A key survey of U.S. manufacturing activity fell to its lowest in six months, while contracts for pending sales of previously owned homes plunged a record 30 percent in May, far more than expected,

ISM:

PENDING HOME SALES:

CONSTRUCTION SPENDING: Construction spending fell 0.2 percent in May, the U.S. Commerce Department said, as declines in private-sector building overshadowed gains in public-funded construction.

KEY POINTS: * June marked the second straight month of slower growth.

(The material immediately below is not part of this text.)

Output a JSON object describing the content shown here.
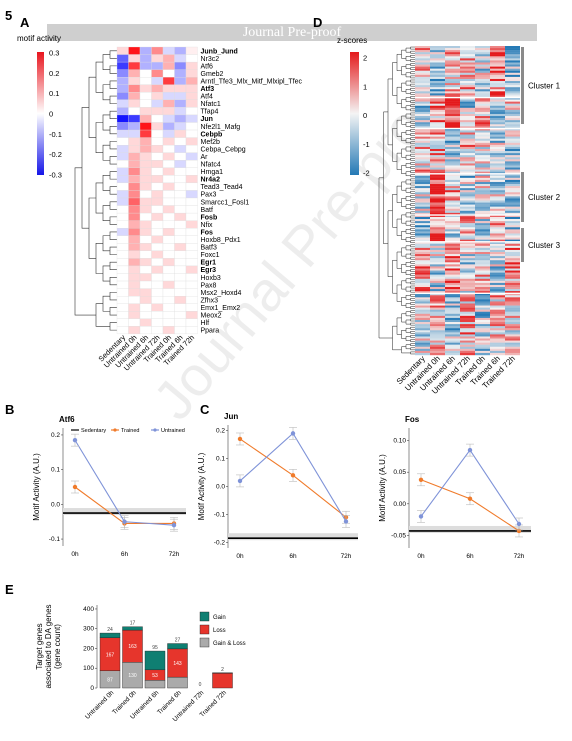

The Institute for Supply Management said its index of national factory activity fell to 56.2 in June from 59.7 in May. The median forecast of 72 economists surveyed by Reuters was for a reading of 59.0. * A reading below 50 indicates contraction in the manufacturing sector, while a number above 50 means expansion. The report's employment component fell to 57.8 from 59.8. New orders also fell to 58.5, suggesting growth may be moderating. * The National Association of Realtors said on Thursday that its Pending Home Sales Index, based on contracts signed in May, fell to a record low 77.6 from 110.9 in April. Economists polled by Reuters had expected a smaller decline of 12.5 percent in May. * Construction outlays fell 0.2 percent in the month to an annual rate of $841.9 billion, the Commerce Department said. Analysts polled by Reuters were expecting a 0.8 percent drop.

COMMENTS:

MARK PAWLAK, MARKET STRATEGIST, KEEFE, BRUYETTE & WOODS, NEW YORK:

The numbers continue to underwhelm. Our expectations have been that the economy is shifting to a lower gear. Small businesses are not hiring, and inflation is very low and is trending lower.

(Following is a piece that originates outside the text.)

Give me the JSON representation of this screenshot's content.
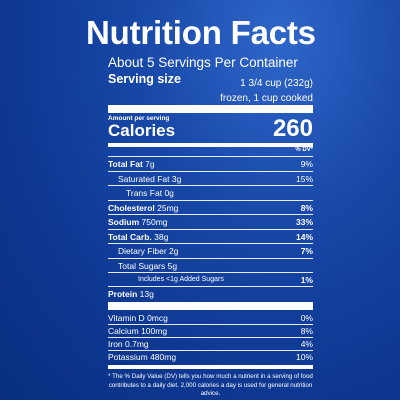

Home sales are fitting to what we've seen. No one is pleased to see them. We are not seeing the lift in housing than what we had hoped. For home sales to improve on their own, we need job growth.

The onus is for bulls of risk assets to prove their case. The data don't seem to be improving at this point and this trend will continue. Tomorrow could potentially be a game-changer with the focus private payroll growth.

Bonds will continue to benefit from this with the risk of deflation and the flight-to-quality trade.

JOSEPH BATTIPAGLIA, MARKET STRATEGIST, STIFEL NICOLAUS, YARDLEY, PENNSYLVANIA:

None of the data is good for the bullish camp, which was expecting a V-shaped recovery for the rest of the year. These numbers suggest fatigue in the consumer sector and a deceleration in government spending as it relates to the stimulus. It also suggests more risk of deflation than inflation, which is why bonds continue to strengthen and stocks continue to weaken.

We've already seen weak housing numbers and payroll numbers, and this continues the trend. It means that earnings expectations are probably too high for the second half of the year, which increases the perception that there's more risk in stocks.

Tomorrow could be a very painful day for data as the unemployment rate could tick up. The math is all very simple- 70 percent of the economy is the consumer, and right now the consumer has too much debt to restart the spending cycle. You can see that in everything from houses to auto sales. This is something you just can't get around.

PETER KENNY, MANAGING DIRECTOR AT KNIGHT EQUITY MARKETS. JERSEY CITY, NEW JERSEY:

This is clearly pointing to a double-dip recession.

The market's attempts at a rally were on life support until this housing and construction data came out, that life support was pulled out on the effort to close higher on the first day of the quarter.

This will contribute not so much to more volatility, but to the market moving in one direction: lower.

This should effectively extinguish expectations of any kind of a positive momentum at the beginning of the third quarter. Whether it's ISM or any other index, they're all negative and they are broadly negative.

CHRISTOPHER LOW, CHIEF ECONOMIST, FTN FINANCIAL, NEW YORK

ISM: Everything is down. And so the surprise is not so much in the headline, it's in the details. Some of the things that rose in the Chicago index particularly the new orders are down in the ISM index so it's a slowdown across the board in manufacturing growth.

The data do not show a double dip yet and that's especially visible in the ISM. It was still in the 50s. I think the markets are trading political uncertainty.

We've been trading under 3 percent for two days (in 10-year yields) and we've reached a new low, 2.91, today. But it's hard to tell if it's the economic weakness or the fact that the Dow is down another 65 points. Any time you have the stock market down more than 10 percent in a quarter and still falling it's important. At the moment bonds are benefiting from the flight of capital out of stocks.

MARKET REACTION: STOCKS: U.S. stock indexes added to losses. BONDS: U.S. Treasury debt prices were steady. DOLLAR: U.S. dollar added to losses against the euro.